On a recent afternoon, boat club members called him seeking counsel for health maladies and stopped their golf carts seeking friendly jabber. “We couldn’t fire him, we’re afraid he’d kill us all,” joked Travis Gene Smith, long time resident and self-proclaimed ABC mayor, who crooned gospel lyrics and yet another elegy to his late wife into Blair’s listening ears.
“We just love him to death,” said boat club social membership chairperson Sue Wilson. “When the grandkids come, they’ve just got to see Jerry.”

That attraction to the cowboy on the public gas dock draws them in from the water, too. “There’s a cowboy side of me and a BS factor that people come in for … plus the free advice,” Blair said. His public relations skill and some special treats “take a little of the sting away” from paying nearly $5 a gallon for gas. “Years ago I started giving kids lollipops. Now, everybody’s got a dog on their boat, so I started giving dog biscuits away, too,” Blair said.

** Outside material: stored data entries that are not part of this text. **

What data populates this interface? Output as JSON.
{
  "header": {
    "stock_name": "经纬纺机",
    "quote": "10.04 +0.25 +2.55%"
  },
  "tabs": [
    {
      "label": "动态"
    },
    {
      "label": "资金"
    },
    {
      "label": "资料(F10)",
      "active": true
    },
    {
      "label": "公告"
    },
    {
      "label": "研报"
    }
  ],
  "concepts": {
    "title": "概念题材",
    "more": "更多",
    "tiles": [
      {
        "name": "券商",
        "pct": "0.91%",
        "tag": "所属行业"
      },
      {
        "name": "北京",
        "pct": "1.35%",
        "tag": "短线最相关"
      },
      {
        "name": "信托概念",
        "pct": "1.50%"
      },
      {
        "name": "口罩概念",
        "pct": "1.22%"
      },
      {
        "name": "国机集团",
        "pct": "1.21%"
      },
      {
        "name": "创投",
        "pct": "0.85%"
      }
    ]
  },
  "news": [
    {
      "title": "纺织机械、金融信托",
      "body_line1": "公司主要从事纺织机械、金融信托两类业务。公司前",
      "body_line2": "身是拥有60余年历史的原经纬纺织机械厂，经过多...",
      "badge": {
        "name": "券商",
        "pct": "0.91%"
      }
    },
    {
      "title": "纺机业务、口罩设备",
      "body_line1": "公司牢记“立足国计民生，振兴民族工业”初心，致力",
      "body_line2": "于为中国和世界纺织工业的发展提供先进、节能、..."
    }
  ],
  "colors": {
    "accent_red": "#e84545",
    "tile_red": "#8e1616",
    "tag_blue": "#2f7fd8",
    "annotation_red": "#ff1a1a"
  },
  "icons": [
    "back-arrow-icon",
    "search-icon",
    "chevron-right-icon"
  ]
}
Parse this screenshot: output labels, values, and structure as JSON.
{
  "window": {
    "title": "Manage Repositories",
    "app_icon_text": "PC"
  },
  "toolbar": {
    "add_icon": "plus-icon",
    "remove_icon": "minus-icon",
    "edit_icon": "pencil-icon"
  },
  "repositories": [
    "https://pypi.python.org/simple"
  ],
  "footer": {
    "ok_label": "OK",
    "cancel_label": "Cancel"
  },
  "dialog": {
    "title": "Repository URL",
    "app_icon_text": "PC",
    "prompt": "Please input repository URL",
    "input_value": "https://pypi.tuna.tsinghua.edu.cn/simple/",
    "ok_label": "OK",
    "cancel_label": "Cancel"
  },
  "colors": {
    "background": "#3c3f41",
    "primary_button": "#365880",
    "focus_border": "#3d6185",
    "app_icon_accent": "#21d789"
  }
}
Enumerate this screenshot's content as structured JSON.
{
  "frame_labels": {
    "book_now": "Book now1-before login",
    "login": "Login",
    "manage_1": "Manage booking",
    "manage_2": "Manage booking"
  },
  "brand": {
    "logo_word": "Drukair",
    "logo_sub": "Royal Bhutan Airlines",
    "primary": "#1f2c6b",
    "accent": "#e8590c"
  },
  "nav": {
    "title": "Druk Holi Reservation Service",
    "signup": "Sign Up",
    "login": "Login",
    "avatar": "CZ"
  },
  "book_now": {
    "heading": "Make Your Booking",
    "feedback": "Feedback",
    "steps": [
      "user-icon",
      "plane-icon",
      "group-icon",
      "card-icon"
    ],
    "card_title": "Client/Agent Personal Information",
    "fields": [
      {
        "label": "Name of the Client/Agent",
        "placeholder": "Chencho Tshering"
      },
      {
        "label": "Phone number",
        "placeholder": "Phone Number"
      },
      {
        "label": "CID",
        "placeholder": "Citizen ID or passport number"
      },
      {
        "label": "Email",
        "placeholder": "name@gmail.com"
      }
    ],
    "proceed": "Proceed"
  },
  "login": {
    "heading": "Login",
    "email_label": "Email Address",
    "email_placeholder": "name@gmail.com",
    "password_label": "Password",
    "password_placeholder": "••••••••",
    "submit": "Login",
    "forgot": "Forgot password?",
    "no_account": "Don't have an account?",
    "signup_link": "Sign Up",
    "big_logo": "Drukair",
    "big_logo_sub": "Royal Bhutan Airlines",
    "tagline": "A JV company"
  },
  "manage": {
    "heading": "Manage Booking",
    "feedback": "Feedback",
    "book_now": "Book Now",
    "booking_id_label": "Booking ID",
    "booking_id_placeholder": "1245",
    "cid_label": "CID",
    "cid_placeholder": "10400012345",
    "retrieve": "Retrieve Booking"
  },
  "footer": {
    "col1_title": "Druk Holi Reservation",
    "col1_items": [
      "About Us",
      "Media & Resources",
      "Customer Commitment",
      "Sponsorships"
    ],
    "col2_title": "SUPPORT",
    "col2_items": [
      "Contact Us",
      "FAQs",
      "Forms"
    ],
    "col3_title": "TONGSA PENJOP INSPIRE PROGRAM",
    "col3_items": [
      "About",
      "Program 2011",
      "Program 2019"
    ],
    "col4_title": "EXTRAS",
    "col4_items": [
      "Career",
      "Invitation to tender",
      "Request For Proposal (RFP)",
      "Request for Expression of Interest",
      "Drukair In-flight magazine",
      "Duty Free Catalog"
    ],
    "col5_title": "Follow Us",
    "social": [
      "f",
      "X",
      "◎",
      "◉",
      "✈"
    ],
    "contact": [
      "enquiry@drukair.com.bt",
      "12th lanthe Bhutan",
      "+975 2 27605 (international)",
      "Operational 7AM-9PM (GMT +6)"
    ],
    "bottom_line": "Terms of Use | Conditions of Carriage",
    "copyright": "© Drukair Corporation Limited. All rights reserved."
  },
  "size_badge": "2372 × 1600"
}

“On a busy holiday weekend people ask me how many gallons of gas I’ve sold,” said the man whose reputation among the younger generation is linked to candy. “I can tell how busy it’s been by how many bags of lollipops I’ve given out” to tots and teens. Kids on pontoon birthday party boats even drop in with their orders: “four orange, four green … like they’re going to Wal-Mart.”

He reported that a little girl at the grocery store tugged on her mom’s arm after recognizing him in a cowboy hat “looking nothing like I do on the gas dock.” She exclaimed to her mother, “Mom, that’s the lollipop guy!”

If dogs could talk, they’d have their name for him, too. When boats cruise by the ABC dock “dogs bark for dog biscuits and kids cry for the suckers,” said boat club commodore Carter McEver. “So (boaters) say let’s go see Jerry at the gas stop.”

“It’s nice to be needed, nice to be appreciated,” said Blair, without a bit of cowboy swagger. “Sometime today make a memory with someone. That’s what I’m trying to do.”